А девочке становилось, по-видимому, хуже – она начала метаться, появился озноб, она уже не звала мать, и речь ее стала бессвязной. Единственное, что ей теперь могла давать Маруся, так это сок, выжатый из апельсинов, но их осталось к исходу дня всего две штуки. Ни лепешку, ни печенье девочка не принимала, словно начисто разучилась жевать. Вечером ей стало как будто лучше, и Марусе показалось, что кризис миновал. Она села возле нее и записала в дневник одно только слово – «Землетрясение», не решившись доверить бумаге свое, казавшееся ей постыдным обращение к Богу, считавшемуся ею несуществующим – просто красивой сказкой-утешением несчастных, и тем более у нее не хватило духа написать, что обращение это имело своим последствием чудодейственное захоронение ее недавних спутников, оскорбление человеческого достоинства которых она все-таки сумела предотвратить…
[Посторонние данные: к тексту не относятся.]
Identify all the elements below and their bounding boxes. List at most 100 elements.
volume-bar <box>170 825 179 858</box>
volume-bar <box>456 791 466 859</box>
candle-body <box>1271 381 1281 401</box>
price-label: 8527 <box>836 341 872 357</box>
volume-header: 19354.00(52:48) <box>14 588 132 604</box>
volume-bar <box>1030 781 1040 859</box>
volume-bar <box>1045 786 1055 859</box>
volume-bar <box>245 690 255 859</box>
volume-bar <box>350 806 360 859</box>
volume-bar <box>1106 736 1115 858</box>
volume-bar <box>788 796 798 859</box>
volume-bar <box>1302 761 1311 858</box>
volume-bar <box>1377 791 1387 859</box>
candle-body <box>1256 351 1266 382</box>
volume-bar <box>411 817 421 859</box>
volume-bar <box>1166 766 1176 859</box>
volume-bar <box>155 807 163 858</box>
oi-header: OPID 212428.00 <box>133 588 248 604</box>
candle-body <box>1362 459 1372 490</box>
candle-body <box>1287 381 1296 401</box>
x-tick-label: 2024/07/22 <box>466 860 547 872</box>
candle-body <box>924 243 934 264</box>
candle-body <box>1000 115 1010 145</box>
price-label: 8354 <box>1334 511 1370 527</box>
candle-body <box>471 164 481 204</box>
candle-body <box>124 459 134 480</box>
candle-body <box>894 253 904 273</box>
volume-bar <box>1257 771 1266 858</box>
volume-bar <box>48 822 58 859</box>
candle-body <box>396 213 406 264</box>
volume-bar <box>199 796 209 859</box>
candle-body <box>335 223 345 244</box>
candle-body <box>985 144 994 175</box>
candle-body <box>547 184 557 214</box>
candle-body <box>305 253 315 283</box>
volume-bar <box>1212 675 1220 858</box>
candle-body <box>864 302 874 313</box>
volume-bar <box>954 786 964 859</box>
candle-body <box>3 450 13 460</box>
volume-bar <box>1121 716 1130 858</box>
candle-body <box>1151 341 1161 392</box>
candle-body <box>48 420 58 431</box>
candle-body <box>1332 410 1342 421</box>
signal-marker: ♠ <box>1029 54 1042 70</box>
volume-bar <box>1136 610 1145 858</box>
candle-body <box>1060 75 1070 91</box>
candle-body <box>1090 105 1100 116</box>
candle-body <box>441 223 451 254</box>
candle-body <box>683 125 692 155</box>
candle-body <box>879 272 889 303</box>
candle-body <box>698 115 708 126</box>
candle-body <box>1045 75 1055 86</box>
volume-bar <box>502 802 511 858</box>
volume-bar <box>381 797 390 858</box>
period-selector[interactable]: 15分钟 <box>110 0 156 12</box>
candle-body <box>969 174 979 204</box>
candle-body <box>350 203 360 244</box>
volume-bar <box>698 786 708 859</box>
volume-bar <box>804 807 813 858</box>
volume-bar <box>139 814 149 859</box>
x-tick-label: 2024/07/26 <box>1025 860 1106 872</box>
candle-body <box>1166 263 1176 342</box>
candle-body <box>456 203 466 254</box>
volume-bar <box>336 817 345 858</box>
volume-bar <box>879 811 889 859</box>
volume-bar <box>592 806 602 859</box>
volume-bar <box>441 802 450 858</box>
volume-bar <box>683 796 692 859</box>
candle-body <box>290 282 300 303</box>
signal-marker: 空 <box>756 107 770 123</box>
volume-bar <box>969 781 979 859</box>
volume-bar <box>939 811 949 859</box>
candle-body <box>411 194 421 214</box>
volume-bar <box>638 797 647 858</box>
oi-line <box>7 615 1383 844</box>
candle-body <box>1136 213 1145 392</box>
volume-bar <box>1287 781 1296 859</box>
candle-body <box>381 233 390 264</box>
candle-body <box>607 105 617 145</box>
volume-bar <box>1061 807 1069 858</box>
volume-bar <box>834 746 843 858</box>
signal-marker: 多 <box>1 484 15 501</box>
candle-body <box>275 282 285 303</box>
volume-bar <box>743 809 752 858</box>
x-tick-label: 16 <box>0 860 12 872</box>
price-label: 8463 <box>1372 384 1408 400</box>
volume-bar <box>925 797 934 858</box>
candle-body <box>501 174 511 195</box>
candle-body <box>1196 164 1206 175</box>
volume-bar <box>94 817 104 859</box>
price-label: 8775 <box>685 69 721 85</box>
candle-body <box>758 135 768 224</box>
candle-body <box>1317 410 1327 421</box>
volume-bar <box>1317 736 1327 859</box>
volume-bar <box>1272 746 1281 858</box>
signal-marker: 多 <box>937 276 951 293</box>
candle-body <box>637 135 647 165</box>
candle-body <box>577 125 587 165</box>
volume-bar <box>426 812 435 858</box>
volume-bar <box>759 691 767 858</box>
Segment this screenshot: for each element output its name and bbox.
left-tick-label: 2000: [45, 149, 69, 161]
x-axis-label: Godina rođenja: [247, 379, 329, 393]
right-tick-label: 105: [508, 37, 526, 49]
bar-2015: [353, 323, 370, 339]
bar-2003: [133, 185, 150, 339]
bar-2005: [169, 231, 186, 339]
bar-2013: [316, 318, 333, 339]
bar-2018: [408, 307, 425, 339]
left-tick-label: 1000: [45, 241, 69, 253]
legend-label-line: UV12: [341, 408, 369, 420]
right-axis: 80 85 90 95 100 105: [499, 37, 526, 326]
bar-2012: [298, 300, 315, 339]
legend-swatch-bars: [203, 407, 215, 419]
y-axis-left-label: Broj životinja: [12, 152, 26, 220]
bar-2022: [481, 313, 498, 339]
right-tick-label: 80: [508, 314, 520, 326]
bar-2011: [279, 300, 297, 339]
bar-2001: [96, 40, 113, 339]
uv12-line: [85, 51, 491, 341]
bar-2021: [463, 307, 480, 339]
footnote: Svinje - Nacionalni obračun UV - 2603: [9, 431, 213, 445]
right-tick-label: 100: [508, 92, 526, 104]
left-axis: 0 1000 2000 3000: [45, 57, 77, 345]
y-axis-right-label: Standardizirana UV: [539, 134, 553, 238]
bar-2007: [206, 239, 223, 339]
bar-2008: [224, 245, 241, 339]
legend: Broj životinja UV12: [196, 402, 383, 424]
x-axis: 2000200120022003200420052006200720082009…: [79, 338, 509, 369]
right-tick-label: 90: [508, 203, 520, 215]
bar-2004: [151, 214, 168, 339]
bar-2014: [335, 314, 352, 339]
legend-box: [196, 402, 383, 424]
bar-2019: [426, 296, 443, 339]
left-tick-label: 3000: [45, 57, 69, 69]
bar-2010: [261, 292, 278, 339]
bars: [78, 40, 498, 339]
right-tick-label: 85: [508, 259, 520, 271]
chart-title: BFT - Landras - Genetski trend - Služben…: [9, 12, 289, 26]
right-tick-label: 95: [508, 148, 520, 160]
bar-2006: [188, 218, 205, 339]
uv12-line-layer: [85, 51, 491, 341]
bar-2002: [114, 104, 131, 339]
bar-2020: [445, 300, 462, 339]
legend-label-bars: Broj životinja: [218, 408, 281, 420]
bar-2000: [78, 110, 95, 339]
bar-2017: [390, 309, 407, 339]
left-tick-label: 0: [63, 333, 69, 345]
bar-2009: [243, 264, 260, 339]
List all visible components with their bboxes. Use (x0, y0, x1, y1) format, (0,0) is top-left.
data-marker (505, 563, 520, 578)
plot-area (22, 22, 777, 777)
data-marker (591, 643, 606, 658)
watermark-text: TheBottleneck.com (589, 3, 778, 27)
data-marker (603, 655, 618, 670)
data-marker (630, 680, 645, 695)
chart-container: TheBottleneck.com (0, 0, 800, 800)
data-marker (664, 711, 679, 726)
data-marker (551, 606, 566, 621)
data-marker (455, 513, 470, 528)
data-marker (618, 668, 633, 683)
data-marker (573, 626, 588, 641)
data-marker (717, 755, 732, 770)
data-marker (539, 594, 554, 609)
Оторвавшись от этих терзающих мыслей, Маруся вновь занялась девочкой – поправила ей немудреную постель, получше укрыла и стала гладить ее руку. И эта маленькая горячая рука вдруг как-то торопливо всунулась в Марусину ладонь и затрепетала в ней испуганным зверьком. Тогда Маруся тихонько запела известную ей еще с детства горянскую колыбельную песню, мелодия ее знакома, наверное, каждому человеку, родившемуся в этих горах, потому что была она песней всех матерей здешнего народа, хотя ни одна из них никогда не учила ее слов. Знать в ней надо было всего две строчки: «Спи, мое нежное зернышко, Будешь и ты колоском…». А дальше каждая мать сочиняла свое, куплеты рождались на ходу, как песня ашуга, слова сплетались в бесконечный звуковой узор, и петь эту песню можно было так долго, пока ребенок не засыпал – хоть до утра. Горячий зверек в Марусиной руке потихоньку успокоился и затих, и девочка впервые за все эти дни улыбнулась, все также не открывая глаз. Скорее, это была только тень улыбки – слабо дрогнули веки и чуть приподнялись уголки потрескавшихся губ, но и такое едва уловимое проявление внутреннего движения дало Марусе ниточку надежды. И, боясь потерять кончик этой ниточки, она уже не выпускала горячего зверька, слабо шевелившего своими лапками-пальчиками. Ей казалось, что если не выпускать руку девочки, то за нее можно удержать что-то все время ускользающее, какое-то неведомое, неуловимое вещество существования, присутствие которого в человеке и есть, наверное, сама жизнь. Она пела долго, даже и тогда, когда почувствовала, что девочка уже спит, и не уловила момента, когда заснула сама.